Discussion/conclusion
Iloprost is considered the mainstay of treatment for severe RP not responding to common oral vasodilators or active DUs. Its administration is usually performed in hospital setting leading to problems with patient’s acceptance (having to defer normal daily activities including family life and work) and costs with admissions for treatment. Infusion through elastomeric pump can solve both these issues as there is no need for hospitalization, and patients can continue with normal daily life.
Considering efficacy, small group studies1–3 and our own case reports proved that treatment with iloprost through elastomeric pump (slower rate of infusion: 2 mL/h for 24 h/day and longer courses of treatment: 10 days) is equally effective in treating severe RP/critical digital ischaemia and active DUs.
A common concern with this type of infusion is about safety of treatment outside hospital setting.
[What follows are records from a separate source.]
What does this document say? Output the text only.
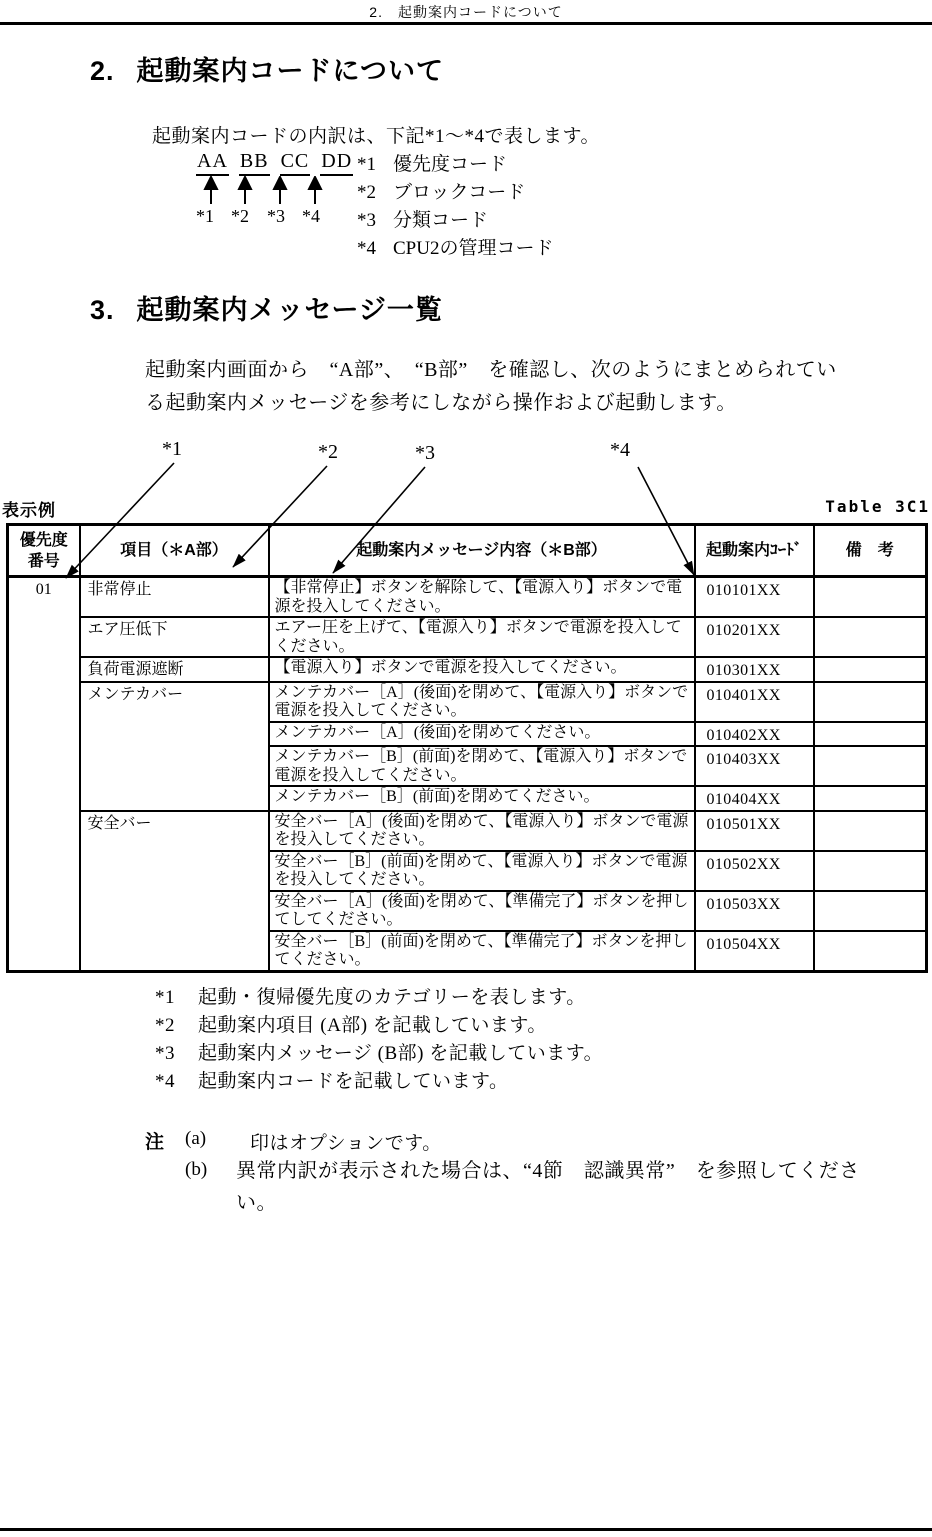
2.　起動案内コードについて
2. 起動案内コードについて
起動案内コードの内訳は、下記*1～*4で表します。
AA BB CC DD
*1 *2 *3 *4
*1 優先度コード
*2 ブロックコード
*3 分類コード
*4 CPU2の管理コード
3. 起動案内メッセージ一覧
起動案内画面から　“A部”、　“B部”　を確認し、次のようにまとめられている起動案内メッセージを参考にしながら操作および起動します。
*1	*2	*3	*4
表示例	Table 3C1
優先度
番号	項目（＊A部）	起動案内メッセージ内容（＊B部）	起動案内ｺｰﾄﾞ	備　考
01	非常停止	【非常停止】ボタンを解除して、【電源入り】ボタンで電源を投入してください。	010101XX	
	エア圧低下	エアー圧を上げて、【電源入り】ボタンで電源を投入してください。	010201XX	
	負荷電源遮断	【電源入り】ボタンで電源を投入してください。	010301XX	
	メンテカバー	メンテカバー［A］(後面)を閉めて、【電源入り】ボタンで電源を投入してください。	010401XX	
		メンテカバー［A］(後面)を閉めてください。	010402XX	
		メンテカバー［B］(前面)を閉めて、【電源入り】ボタンで電源を投入してください。	010403XX	
		メンテカバー［B］(前面)を閉めてください。	010404XX	
	安全バー	安全バー［A］(後面)を閉めて、【電源入り】ボタンで電源を投入してください。	010501XX	
		安全バー［B］(前面)を閉めて、【電源入り】ボタンで電源を投入してください。	010502XX	
		安全バー［A］(後面)を閉めて、【準備完了】ボタンを押してしてください。	010503XX	
		安全バー［B］(前面)を閉めて、【準備完了】ボタンを押してください。	010504XX	
*1 起動・復帰優先度のカテゴリーを表します。
*2 起動案内項目 (A部) を記載しています。
*3 起動案内メッセージ (B部) を記載しています。
*4 起動案内コードを記載しています。
注 (a) 印はオプションです。
(b) 異常内訳が表示された場合は、“4節　認識異常”　を参照してください。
It has been proven that the iloprost solution as enough stability and does not modify its physical–chemical properties during long-term infusions. 4 Also, since the elastomeric pump provides a constant and continuous slow rate release (2 mL/h), there are much less side effects, allowing for a safer and better tolerated treatment. Furthermore, this type of pump needs very little maintenance and is very easy to use, so the patient needs little training for its management. 5 In fact, in the past few years, small portable devices have been routinely, safely and successfully used in oncology and anaesthesiology.
Economically, it has been established that this kind of infusion allows us to decrease costs by saving the value of hospital admission to the ward or to the day-hospital unit (at least five episodes in consecutive days are mandatory). Also, the price of the drug is the same whether the infusion is made through a syringe or elastomeric pump, but the latter allows savings on maintenance costs, cleaning materials and health-care professional time.3,5
In summary, this alternative form of iloprost infusion appears to be safe, easy and well tolerated and might improve patient compliance while decreasing the economic burden of hospitalization. It should be considered a valid alternative to the classic form of iloprost infusion although larger randomized trials could be helpful in standardizing protocols.
Acknowledgments
Bayer Portugal, LDA, provided the pumps for the patients mentioned in this article as for every patient that is treated in our centre with iloprost through elastomeric pump.
Footnotes
Declaration of conflicting interests: The author(s) declared no potential conflicts of interest with respect to the research, authorship and/or publication of this article.
Funding: The author(s) received no financial support for the research, authorship and/or publication of this article.